Er ließ den Vorsteher auf sich einreden, ohne nach seiner frühern heftigen Art ihn beim dritten Wort schon zu unterbrechen und das Maßgebende lieber selber zu bemerken. Er hörte von neuem von den Molesten, die der Räkel dem Dorfe machte, und dazu von der Großmut des gegenwärtigen verehrten fremden Herrn.

Matt sich auf die Lehne eines Gartenstuhls stützend, sagte er: »Ja, auch ich habe nichts ausgerichtet. Ich habe mir zuviel zugetraut in meiner Überhebung, und so bin ich allein gelassen worden auf dem Felde und komme als ein Geschlagener aus dem Kampfe. Der Mann im Elend der Erde hat die bessere Hand und das grimmigere Wort in seinem Streite mit uns gehabt.«

»Du hast nicht geschlafen, Prudens?« fragte die Schwester, ängstlich und zärtlich dem Bruder den Arm um die Schulter legend.

»Ihn und seine Kinder habe ich aus dem festesten Schlafe geweckt, und vergeblich – vergeblich! Er ist auch wieder eingeschlafen, mit der Axt in der Hand, vor der Leiche seines Weibes. ›Der da! Das da! Die da!‹ ... Ich aber habe wachend durch die Nacht gelegen und statt Gedanken nur die Worte: ›der Räkel und die Feh – der Räkel und die Feh‹ im Hirne gehabt und gewälzt. Ihr Leute im Dorfe, wer soll euch nun helfen gegen eure lustigen, leider nicht vom Wind verwehten Worte?«

»Jaja«, brummte der Vorsteher, kopfschüttelnd sich hinter dem Ohr krauend, »das ist freilich der Punkt und die Fatalität. Daß Sie nichts ausgerichtet haben, Herr Pastor, verwundert gewiß keinen; – eine spitze Schnauze und ein gutes Gebiß hat der Rä – der Volkmar Fuchs immer aufzuweisen gehabt, und schlimm genug hat ihm unser Herrgott in den letzten Zeiten auch mitgespielt.
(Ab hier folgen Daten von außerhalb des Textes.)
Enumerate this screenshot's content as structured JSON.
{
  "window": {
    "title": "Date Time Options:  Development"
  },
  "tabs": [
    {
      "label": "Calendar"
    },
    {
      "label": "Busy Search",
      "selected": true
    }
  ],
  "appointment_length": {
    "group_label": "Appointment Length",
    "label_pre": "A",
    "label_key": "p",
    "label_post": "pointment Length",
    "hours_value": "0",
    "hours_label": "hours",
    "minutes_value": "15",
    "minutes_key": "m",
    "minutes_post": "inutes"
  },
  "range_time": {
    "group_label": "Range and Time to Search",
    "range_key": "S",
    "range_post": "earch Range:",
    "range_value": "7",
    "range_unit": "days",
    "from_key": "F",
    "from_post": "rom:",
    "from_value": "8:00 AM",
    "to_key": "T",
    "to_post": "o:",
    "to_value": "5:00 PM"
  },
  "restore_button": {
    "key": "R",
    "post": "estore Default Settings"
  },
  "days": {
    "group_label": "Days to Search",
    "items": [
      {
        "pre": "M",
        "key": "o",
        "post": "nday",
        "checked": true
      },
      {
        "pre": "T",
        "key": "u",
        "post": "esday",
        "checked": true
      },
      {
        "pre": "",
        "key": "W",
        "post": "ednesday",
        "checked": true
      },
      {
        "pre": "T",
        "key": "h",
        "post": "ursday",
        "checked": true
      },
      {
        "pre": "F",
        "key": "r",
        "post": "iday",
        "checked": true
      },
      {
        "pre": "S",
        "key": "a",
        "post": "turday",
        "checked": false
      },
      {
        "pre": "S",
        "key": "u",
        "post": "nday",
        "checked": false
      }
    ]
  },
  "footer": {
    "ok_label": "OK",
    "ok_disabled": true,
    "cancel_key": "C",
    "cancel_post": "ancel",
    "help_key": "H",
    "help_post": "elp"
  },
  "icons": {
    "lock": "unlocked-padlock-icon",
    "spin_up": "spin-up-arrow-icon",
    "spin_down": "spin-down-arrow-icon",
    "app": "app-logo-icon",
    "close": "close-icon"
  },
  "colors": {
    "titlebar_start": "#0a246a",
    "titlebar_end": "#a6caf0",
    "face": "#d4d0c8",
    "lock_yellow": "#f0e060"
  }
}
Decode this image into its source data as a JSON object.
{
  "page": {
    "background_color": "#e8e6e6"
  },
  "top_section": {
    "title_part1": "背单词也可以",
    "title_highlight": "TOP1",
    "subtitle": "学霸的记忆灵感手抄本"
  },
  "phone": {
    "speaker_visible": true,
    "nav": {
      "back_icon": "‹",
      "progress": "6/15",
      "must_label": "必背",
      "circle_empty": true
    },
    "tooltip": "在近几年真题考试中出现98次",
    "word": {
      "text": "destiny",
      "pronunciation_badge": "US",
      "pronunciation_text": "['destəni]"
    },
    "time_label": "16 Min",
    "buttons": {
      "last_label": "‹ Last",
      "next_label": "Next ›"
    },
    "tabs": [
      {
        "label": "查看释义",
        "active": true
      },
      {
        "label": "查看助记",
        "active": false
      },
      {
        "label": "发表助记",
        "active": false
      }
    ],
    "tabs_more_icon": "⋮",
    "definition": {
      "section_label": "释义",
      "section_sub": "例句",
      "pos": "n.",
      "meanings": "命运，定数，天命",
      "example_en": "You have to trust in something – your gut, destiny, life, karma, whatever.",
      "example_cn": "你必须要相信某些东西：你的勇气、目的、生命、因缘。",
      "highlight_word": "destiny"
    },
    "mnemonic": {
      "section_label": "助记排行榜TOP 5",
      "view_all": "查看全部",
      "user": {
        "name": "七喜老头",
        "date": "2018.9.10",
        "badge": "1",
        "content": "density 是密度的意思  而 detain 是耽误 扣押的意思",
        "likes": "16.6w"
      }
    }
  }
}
Man wüßte wohl selber nicht recht, was man an seiner Stelle sagte und täte; aber geholfen muß werden, und also, Fräulein, wie gesagt, wenn Sie's nun noch einmal versuchen wollten in Güte, ehe wir die Gewalt aufbieten?! Und der verehrliche fremde Herr, wenn der vielleicht die große Güte haben wollte und sich nicht schenirte und mit Ihnen ginge, Fräulein Hahnemeyer? Der Herr kommt doch gewiß aus der vornehmen Welt, das merkt man schon an allem; und aus der vornehmen Welt stammt doch eigentlich auch ein gut Teil von des Rä – des Volkmars Boshaftigkeit. Denn wer ihn vorher gekannt hat, der muß doch sagen, trotz allem, was schon an ihm hing, daß es ihm nicht gut getan hat, als ihn der Herr Graf seines schönen Bartes wegen als Leibjäger mit nach außen nahm! Von seinen Kriegsfahrten nachher ganz abgesehen. Und also, wenn dieser Herr nun auch von seinem Standpunkt und von außen her ihm zuredete, ich glaube, ein bißchen hülfe das auch und ersparte uns viel Wüstes und viel Maulreißens draußen im Lande und drunten im Bade. Na, wie wäre es Fräulein Phöbe, und Sie, Herr Baron, – ich weiß nicht, wie ich Sie betitulieren soll?!«

»Du würdest dieses für keine Überhebung meinerseits, für kein unbefugtes Eingreifen in diese Verhältnisse und wunderlichen Zustände erachten, lieber Freund?« fragte der Professor.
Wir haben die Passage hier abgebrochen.